Quant à la perspective d'un pic à 15 milliards de tonnes de CO2, elle fait clairement du pays un "mauvais élève". "Ce chiffre représente ce que nous devrions émettre pour la planète entière si nous voulons limiter le réchauffement climatique à 2°C! Et les émissions par tête de la Chine vont continuer d'augmenter pour se rapprocher de celles des Etats-Unis."

Des promesses sur le climat très diplomatiques

Une étude publiée lundi estime toutefois que le pic chinois pourrait être avancé à 2025. La consommation de charbon, particulièrement polluant, a déjà chuté au premier trimestre 2015 par rapport à 2014, et le recours au gaz naturel se développe.

Mais pour les spécialistes, les ambitions affichées ne sont pas une bonne nouvelle pour la planète. "Pékin, qui n'a jamais voulu se plier à la pression internationale, a surtout réussi un beau coup diplomatique. En effet, on sait que cette promesse permettra à la Chine de continuer son développement économique tout en atteignant ce pic vers 2025-2030", analyse Jean-François Huchet.

Les sacrifices pour parvenir à ce résultat mitigé seront très limités. Des modifications structurelles de l'économie, comme le ralentissement du secteur de la construction -les cimenteries chinoises produisent 4% des émissions de CO2 de la planète- et l'évolution vers une économie du service, sont déjà en cours. "La Chine peut également faire des économies considérables d'émissions grâce au développement de son réseau électrique qui connaît beaucoup de pertes aujourd'hui, ou aux énergies vertes", ajoute le spécialiste. Le géant est d'ailleurs devenu le leader mondial des investissements dans les énergies renouvelables.

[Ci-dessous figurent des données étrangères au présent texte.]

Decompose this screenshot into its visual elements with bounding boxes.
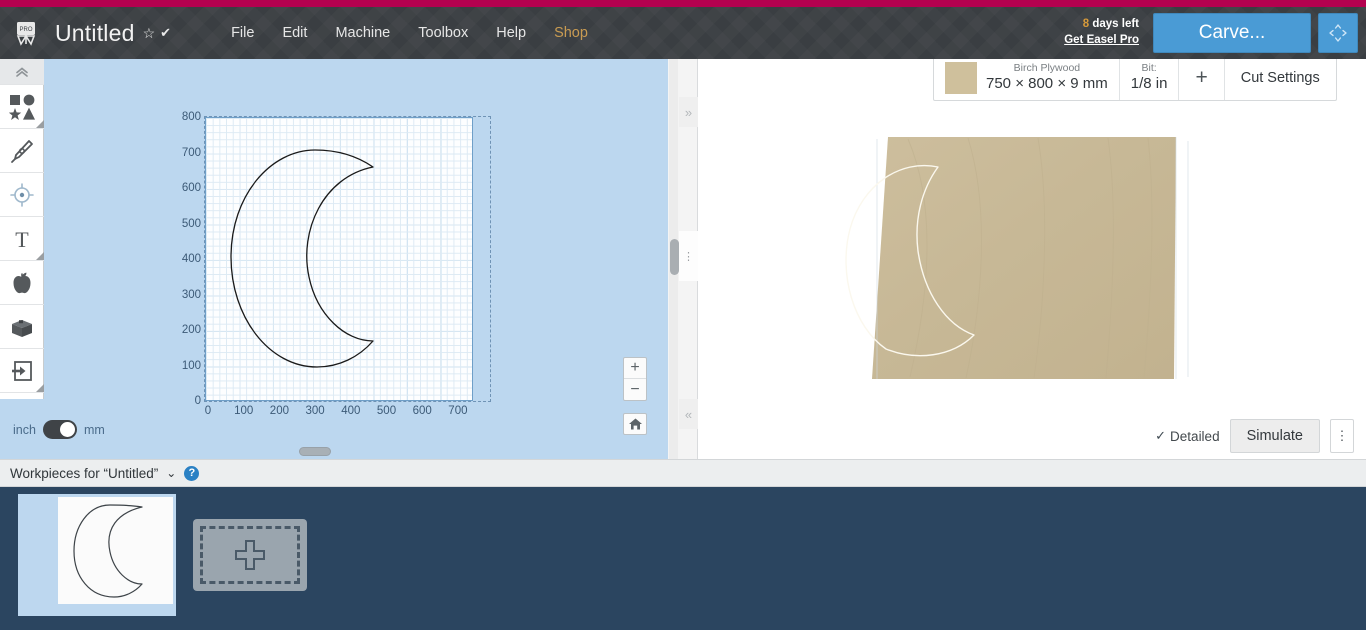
units-mm-label: mm bbox=[83, 422, 105, 437]
units-toggle-track[interactable] bbox=[42, 420, 77, 439]
trial-days-label: days left bbox=[1089, 18, 1139, 31]
import-flyout-indicator bbox=[36, 384, 44, 392]
x-tick-0: 0 bbox=[204, 405, 212, 417]
get-easel-pro-link[interactable]: Get Easel Pro bbox=[1064, 33, 1139, 49]
x-tick-300: 300 bbox=[305, 405, 325, 417]
more-vertical-icon[interactable]: ⋮ bbox=[1330, 419, 1354, 453]
draw-tool[interactable] bbox=[0, 129, 44, 173]
chevron-double-right-icon[interactable]: » bbox=[679, 97, 698, 127]
plus-icon bbox=[235, 540, 265, 570]
import-tool[interactable] bbox=[0, 349, 44, 393]
text-tool[interactable]: T bbox=[0, 217, 44, 261]
design-canvas[interactable]: 0 100 200 300 400 500 600 700 800 0 100 … bbox=[0, 59, 668, 459]
preview-pane[interactable]: Birch Plywood 750 × 800 × 9 mm Bit: 1/8 … bbox=[698, 59, 1366, 459]
x-tick-600: 600 bbox=[412, 405, 432, 417]
help-circle-icon[interactable]: ? bbox=[184, 465, 200, 481]
horizontal-drag-handle[interactable] bbox=[299, 447, 331, 456]
menu-toolbox[interactable]: Toolbox bbox=[404, 19, 482, 47]
check-icon: ✓ bbox=[1155, 428, 1167, 443]
canvas-scrollbar-thumb[interactable] bbox=[670, 239, 679, 275]
zoom-out-button[interactable]: − bbox=[624, 379, 646, 400]
main-menu: File Edit Machine Toolbox Help Shop bbox=[217, 19, 602, 47]
box-tool[interactable] bbox=[0, 305, 44, 349]
simulate-button[interactable]: Simulate bbox=[1229, 419, 1320, 453]
y-tick-500: 500 bbox=[181, 217, 201, 230]
crescent-moon-shape[interactable] bbox=[205, 117, 473, 401]
y-tick-700: 700 bbox=[181, 146, 201, 159]
y-tick-300: 300 bbox=[181, 288, 201, 301]
app-header: PRO Untitled ☆ ✔ File Edit Machine Toolb… bbox=[0, 7, 1366, 59]
zoom-in-button[interactable]: + bbox=[624, 358, 646, 379]
x-tick-700: 700 bbox=[448, 405, 468, 417]
app-tool[interactable] bbox=[0, 261, 44, 305]
vertical-grip-icon[interactable]: ⋮ bbox=[679, 231, 698, 281]
menu-file[interactable]: File bbox=[217, 19, 268, 47]
shapes-flyout-indicator bbox=[36, 120, 44, 128]
trial-status: 8 days left Get Easel Pro bbox=[1064, 17, 1139, 48]
y-tick-100: 100 bbox=[181, 359, 201, 372]
menu-help[interactable]: Help bbox=[482, 19, 540, 47]
units-toggle-knob bbox=[59, 422, 75, 437]
x-tick-500: 500 bbox=[376, 405, 397, 417]
pane-splitter: » ⋮ « bbox=[668, 59, 698, 459]
menu-shop[interactable]: Shop bbox=[540, 19, 602, 47]
y-tick-600: 600 bbox=[181, 182, 201, 194]
x-tick-100: 100 bbox=[234, 405, 254, 417]
3d-board-preview[interactable] bbox=[698, 59, 1366, 459]
carve-button[interactable]: Carve... bbox=[1153, 13, 1311, 53]
text-flyout-indicator bbox=[36, 252, 44, 260]
header-right-group: 8 days left Get Easel Pro Carve... bbox=[1064, 7, 1366, 59]
thumbnail-crescent-path bbox=[72, 503, 143, 598]
trial-days-text: 8 days left bbox=[1064, 17, 1139, 33]
easel-pro-logo-icon[interactable]: PRO bbox=[11, 18, 41, 48]
shapes-tool[interactable] bbox=[0, 85, 44, 129]
star-icon[interactable]: ☆ bbox=[143, 25, 156, 42]
menu-machine[interactable]: Machine bbox=[321, 19, 404, 47]
detailed-toggle[interactable]: ✓ Detailed bbox=[1155, 428, 1219, 444]
left-toolbar: T bbox=[0, 59, 44, 399]
y-tick-200: 200 bbox=[181, 324, 201, 336]
workpieces-strip bbox=[0, 487, 1366, 630]
text-t-icon-glyph: T bbox=[15, 227, 29, 252]
brand-accent-strip bbox=[0, 0, 1366, 7]
x-tick-200: 200 bbox=[269, 405, 289, 417]
units-toggle[interactable]: inch mm bbox=[13, 420, 105, 439]
detailed-label: Detailed bbox=[1170, 428, 1220, 444]
y-tick-400: 400 bbox=[181, 253, 201, 265]
canvas-plot: 0 100 200 300 400 500 600 700 800 0 100 … bbox=[182, 111, 491, 417]
zoom-controls: + − bbox=[623, 357, 647, 401]
preview-controls: ✓ Detailed Simulate ⋮ bbox=[1155, 419, 1354, 453]
chevron-double-down-icon[interactable]: ⌄ bbox=[166, 466, 176, 480]
logo-text: PRO bbox=[19, 27, 32, 33]
document-title[interactable]: Untitled bbox=[55, 20, 135, 47]
x-tick-400: 400 bbox=[341, 405, 361, 417]
collapse-toolbar-button[interactable] bbox=[0, 59, 44, 85]
y-tick-800: 800 bbox=[181, 111, 201, 123]
easel-app-window: PRO Untitled ☆ ✔ File Edit Machine Toolb… bbox=[0, 0, 1366, 630]
workpieces-header: Workpieces for “Untitled” ⌄ ? bbox=[0, 459, 1366, 487]
add-workpiece-button[interactable] bbox=[193, 519, 307, 591]
home-icon[interactable] bbox=[623, 413, 647, 435]
workpiece-thumbnail-crescent[interactable] bbox=[18, 494, 176, 616]
chevron-double-left-icon[interactable]: « bbox=[679, 399, 698, 429]
check-icon: ✔ bbox=[160, 25, 172, 40]
origin-tool[interactable] bbox=[0, 173, 44, 217]
canvas-scrollbar-track[interactable] bbox=[669, 59, 679, 459]
move-arrows-icon[interactable] bbox=[1318, 13, 1358, 53]
menu-edit[interactable]: Edit bbox=[268, 19, 321, 47]
workpieces-title: Workpieces for “Untitled” bbox=[10, 465, 159, 481]
units-inch-label: inch bbox=[13, 422, 36, 437]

Prise de conscience environnementale

Car au-delà des stratégies diplomatiques, Pékin n'a pas d'autre choix que d'être concerné par les questions de pollution. Les images du géant asiatique noyé dans un brouillard gris ont fait le tour du monde. En 2014, le gouvernement estimait que la pollution atmosphérique causait 350 000 à 500 000 décès prématurés chaque année. Et les autorités sanitaires prévoient qu'un million de personnes seront atteintes de cancers du poumon d'ici 2025. L'eau et le sol sont aussi atteints par ce fléau.

Face à l'asphyxie imminente, Pékin a décidé d'agir. Le président Xi Jinping et son Premier ministre Li Keqiang ont déclaré la "guerre à la pollution". "La Chine est engagée dans une course contre la montre. L'émergence d'une classe moyenne a forcé la prise de conscience, notamment dans les grandes villes où la qualité de l'air est devenue une préoccupation de la vie quotidienne", explique Jean-François Huchet.

En janvier 2015, la législation sur l'environnement et sa mise en application ont été durcies. Les amendes pour les entreprises polluantes ont été revues à la hausse et les ONG ont désormais la possibilité d'attaquer en justice les entreprises polluantes. Parmi les mesures drastiques figure la fermeture d'usines très polluantes. "Mais les résultats sont contrastés, parce que les gouvernements locaux doivent répondre à d'autres objectifs, comme la préservation de l'emploi, et n'emboîtent pas nécessairement le pas du gouvernement central qui aimerait une mise aux normes globale", nuance Jean-François Huchet.

Pleine de contradictions, la Chine fait de petites avancées en matière d'écologie et de préservation du climat. Mais, là encore, les effets se feront attendre: la municipalité de Pékin n'a pas prévu d'amélioration de la qualité de l'air avant 2030. Année de toutes les promesses pour la Chine.